I bet you could just setup a PBR and match a fwmark on
ip rule. Then you can just have iptables match the user interface and bounce it.The backend isn't doing any NAT, that's all done upstream.
Francisco
@Francisco I think theres a little bit more to it then that, but not substantially. It really depends on the exact setup.
The possible traps in no particular order:
MTU, MSS, Fragmentation, Contrack configuration, rp_filter, PBR, how traffic directed at OpenVPN vs out of OpenVPN is differentiated (since both sides of OpenVPN are being targeted PBR rules need to be sensible), DNS servers, how SNAT (or masquerade) rules are installed and their compatibility (if using a private network for multiple clients) PBR if not. How all this is spun up (systemd, init.d, or hopefully in the openvpn config - I'm pretty sure theres a pre-up type script). Compatibility with any other usages of iptables or nftables too of course (incl firewalls and/or fail2ban). Network namespaces if also dealing with docker (or any containerization).
Massive grain of salt with this list regarding completeness as this entirely off the top of my head. Generally you start checking what the symptoms / findings of troubleshooting and work from there (not work down a complete list)
Some of that that is in our general checklist anyway for a managed tunnel service and some things that are more specific to managed customer needs / as appropriate.
Anyway he attempted his setup back in September, 2021. I skimmed the ticket when looking him up, it looks well enough handled by me (I even got a thank you). The only mistake I see was when I interpreted "rather, it is the backend IP" (on re-read refering to the IP of his backend server) to be refering to the "backend communication IP" (as it's labeled in the panel). Other than that all looks like correct advice and a correct point to indicate that his later inquiry was best handled under management.

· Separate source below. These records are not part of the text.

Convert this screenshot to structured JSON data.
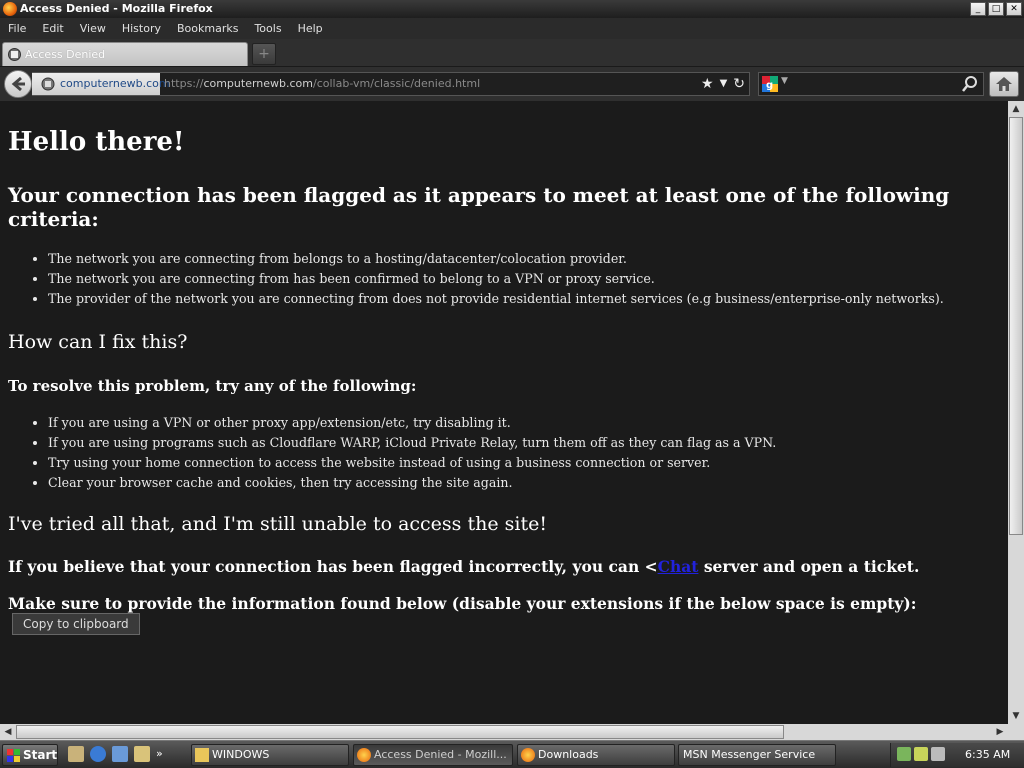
{
  "window": {
    "title": "Access Denied - Mozilla Firefox",
    "buttons": [
      "_",
      "□",
      "✕"
    ]
  },
  "menu": [
    "File",
    "Edit",
    "View",
    "History",
    "Bookmarks",
    "Tools",
    "Help"
  ],
  "tabs": [
    {
      "label": "Access Denied"
    }
  ],
  "nav": {
    "identity": "computernewb.com",
    "url_prefix": "https://",
    "url_host": "computernewb.com",
    "url_path": "/collab-vm/classic/denied.html"
  },
  "page": {
    "heading": "Hello there!",
    "flagged_heading": "Your connection has been flagged as it appears to meet at least one of the following criteria:",
    "criteria": [
      "The network you are connecting from belongs to a hosting/datacenter/colocation provider.",
      "The network you are connecting from has been confirmed to belong to a VPN or proxy service.",
      "The provider of the network you are connecting from does not provide residential internet services (e.g business/enterprise-only networks)."
    ],
    "fix_heading": "How can I fix this?",
    "resolve_heading": "To resolve this problem, try any of the following:",
    "fixes": [
      "If you are using a VPN or other proxy app/extension/etc, try disabling it.",
      "If you are using programs such as Cloudflare WARP, iCloud Private Relay, turn them off as they can flag as a VPN.",
      "Try using your home connection to access the website instead of using a business connection or server.",
      "Clear your browser cache and cookies, then try accessing the site again."
    ],
    "tried_heading": "I've tried all that, and I'm still unable to access the site!",
    "believe_before": "If you believe that your connection has been flagged incorrectly, you can <",
    "believe_link": "Chat",
    "believe_after": " server and open a ticket.",
    "provide_text": "Make sure to provide the information found below (disable your extensions if the below space is empty):",
    "copy_button": "Copy to clipboard"
  },
  "taskbar": {
    "start": "Start",
    "tasks": [
      "WINDOWS",
      "Access Denied - Mozill...",
      "Downloads",
      "MSN Messenger Service"
    ],
    "clock": "6:35 AM"
  },
  "colors": {
    "page_bg": "#1b1b1b",
    "link": "#2222dd",
    "chrome_bg": "#2f2f2f"
  }
}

TL;DR None of this troubleshooting is relevant now. He isnt a customer, and hasnt been for quite a while.
And anyway this isnt his thread, and I'm sorry @malitoowned for taking your thread over (and subsequently for your inbox). I hope you found what you were looking for.
they want u paid... for basic configuration of service.
First, we have never threatened any of your staff, we have always been courteous as long as there has been no disrespect. Furthermore, you had the brilliant idea to change the contractual terms after 1 month of service that we already had with you. By law, if the contractual terms are changed, the customer must be notified and then it must decide whether to accept them or not. Also you have completely disabled the DDoS protection on the additional subnets without even seeing that the .1 address of the subnets was inside your network but you are justified by saying "TUNNEL SO WE DON'T PROTECT".
Also, after these replies from a painful hosting, I, the owner of private-hosting.eu, immediately decided to leave this low-quality hosting and rely on someone more serious. My friend receives a 7-8Gbit / S attack (VERY SMALL DDOS) and has been kicked out of the cloudvider infrastructure.